Hi. I still have my Fuso. Its a SS now. I raced it some but it had the worst shimmy of any bike I've ever ridden. I've seen Dave's blogs on how to engineer out shimmy, but that wasn't the case with mine. Over the yesrs it had different wheels and everything else was upgraded, but the shimmy never went away. At 40mph it is a fun house ride.
Any thought?

May 3, 2012 | Unregistered CommenterJohn Garnett

This is just an FYI as I know an good old Fuso is hard to find, I am listing a fine
50cm red lux on ebay. It will start tonight. Sun. 5-13-12 Frame # 1550

May 13, 2012 | Unregistered CommenterRich

I just wona FUSO! I do storage auctions & inside my latest win was a FUSO - with 4 tires! 2 have flatten spokes & 2 are reg. spokes on Mav (?) rims.
I took the bike to my local Bell Bysysle to have tires & tubes replaced on the rims with flattened spokes and put on, gears & chain oiled & cleaned. While looking at it he said "78" which I thought he meant was the year, but from researching and reading these blogs, I'm now guessing it's the frame #.
It has Columbus under the seat & "Frame Designed by David (or Dave - took it immediately to my bike guy & don't remember exact name used) Moulton.

Can I get some info on this bike, please? I now ride a 70's Japanese Centurion, & usually sell the bikes I find (to support Joy's House; www.joyshouse.info - a sober house for girls I opened in my daughter's memory) but have never had a bike with such a pedigree, so noy sure what I will do.

One other thing - it had an unusual blue & pink(?) 2 tone paint job with a neon pink arm rest that the bike shop's owner told me to remove because it wasn't original to the bike.

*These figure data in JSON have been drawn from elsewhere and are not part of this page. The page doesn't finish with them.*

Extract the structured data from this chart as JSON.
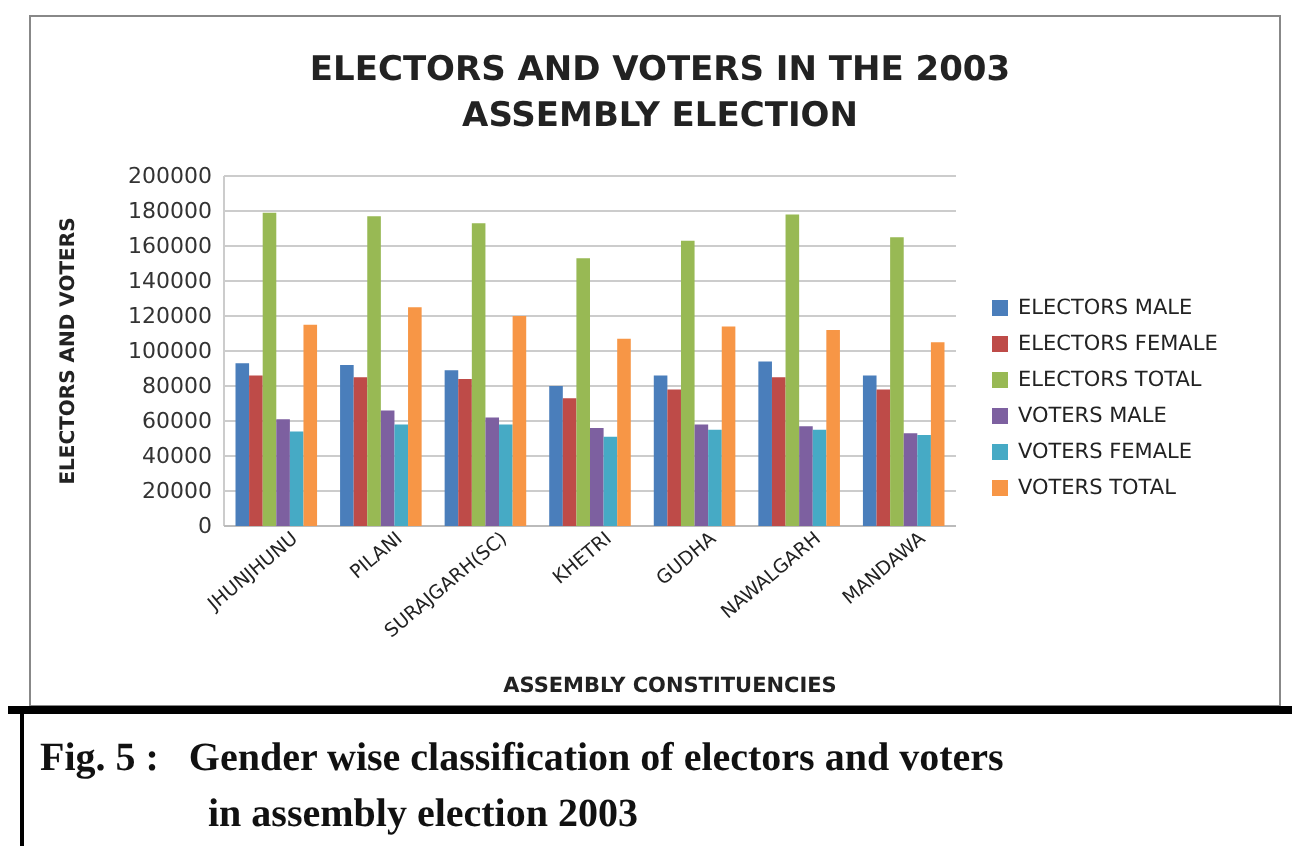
{
  "chart_data": {
    "type": "bar",
    "title": "ELECTORS AND VOTERS IN THE 2003 ASSEMBLY ELECTION",
    "xlabel": "ASSEMBLY CONSTITUENCIES",
    "ylabel": "ELECTORS AND VOTERS",
    "categories": [
      "JHUNJHUNU",
      "PILANI",
      "SURAJGARH(SC)",
      "KHETRI",
      "GUDHA",
      "NAWALGARH",
      "MANDAWA"
    ],
    "series": [
      {
        "name": "ELECTORS MALE",
        "color": "#4a7ebb",
        "values": [
          93000,
          92000,
          89000,
          80000,
          86000,
          94000,
          86000
        ]
      },
      {
        "name": "ELECTORS FEMALE",
        "color": "#be4b48",
        "values": [
          86000,
          85000,
          84000,
          73000,
          78000,
          85000,
          78000
        ]
      },
      {
        "name": "ELECTORS TOTAL",
        "color": "#98b954",
        "values": [
          179000,
          177000,
          173000,
          153000,
          163000,
          178000,
          165000
        ]
      },
      {
        "name": "VOTERS MALE",
        "color": "#7d60a0",
        "values": [
          61000,
          66000,
          62000,
          56000,
          58000,
          57000,
          53000
        ]
      },
      {
        "name": "VOTERS FEMALE",
        "color": "#46aac5",
        "values": [
          54000,
          58000,
          58000,
          51000,
          55000,
          55000,
          52000
        ]
      },
      {
        "name": "VOTERS TOTAL",
        "color": "#f79646",
        "values": [
          115000,
          125000,
          120000,
          107000,
          114000,
          112000,
          105000
        ]
      }
    ],
    "ylim": [
      0,
      200000
    ],
    "yticks": [
      0,
      20000,
      40000,
      60000,
      80000,
      100000,
      120000,
      140000,
      160000,
      180000,
      200000
    ],
    "grid": "y",
    "legend": "right",
    "annotations": [
      "Fig. 5 :   Gender wise classification of electors and voters in assembly election 2003"
    ]
  }
}
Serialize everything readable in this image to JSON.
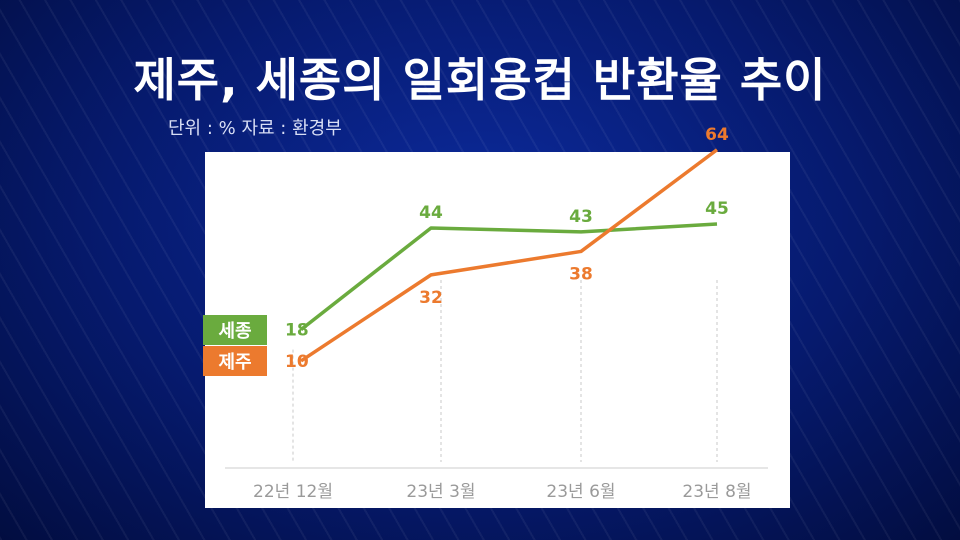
{
  "title": "제주, 세종의 일회용컵 반환율 추이",
  "subtitle": "단위 : % 자료 : 환경부",
  "chart_data": {
    "type": "line",
    "title": "제주, 세종의 일회용컵 반환율 추이",
    "categories": [
      "22년 12월",
      "23년 3월",
      "23년 6월",
      "23년 8월"
    ],
    "ylim": [
      0,
      70
    ],
    "grid": false,
    "legend_placement": "left, at series start",
    "series": [
      {
        "name": "세종",
        "values": [
          18,
          44,
          43,
          45
        ],
        "color": "#6aab3e"
      },
      {
        "name": "제주",
        "values": [
          10,
          32,
          38,
          64
        ],
        "color": "#ec7a2e"
      }
    ]
  }
}
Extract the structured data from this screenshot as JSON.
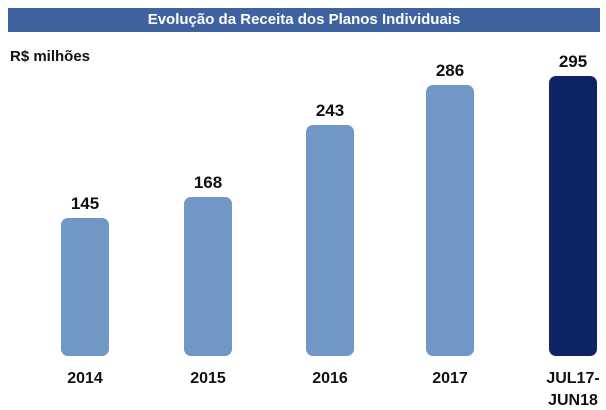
{
  "chart_data": {
    "type": "bar",
    "title": "Evolução da Receita dos Planos Individuais",
    "subtitle": "R$ milhões",
    "categories": [
      "2014",
      "2015",
      "2016",
      "2017",
      "JUL17-JUN18"
    ],
    "values": [
      145,
      168,
      243,
      286,
      295
    ],
    "colors": [
      "#7097c6",
      "#7097c6",
      "#7097c6",
      "#7097c6",
      "#0e2464"
    ]
  }
}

Is this number 72 original FUSO?


March 9, 2013 | Unregistered Commentermiamibeachcg

Hi Dave,

Just recently discovered your blog, googling for frame geometry thoughts and experience. In my bookmarks now. :)

I know it's a 2 year old post, but I'll ask: what function do 2 down tubes have?
If I understand correct, all other things equal, wider diameter tubing makes a stiffer frame (generally speaking). But what effect do 2 tubes have?

Hope you're still enjoying your work,

December 17, 2015 | Unregistered CommenterRelja Novović

I'm not sure if you understand that I retired in 1993 and have not built a frame since. The twin tube frame you speak of is not mine but Russ Denny's. I am not the person to answer your question.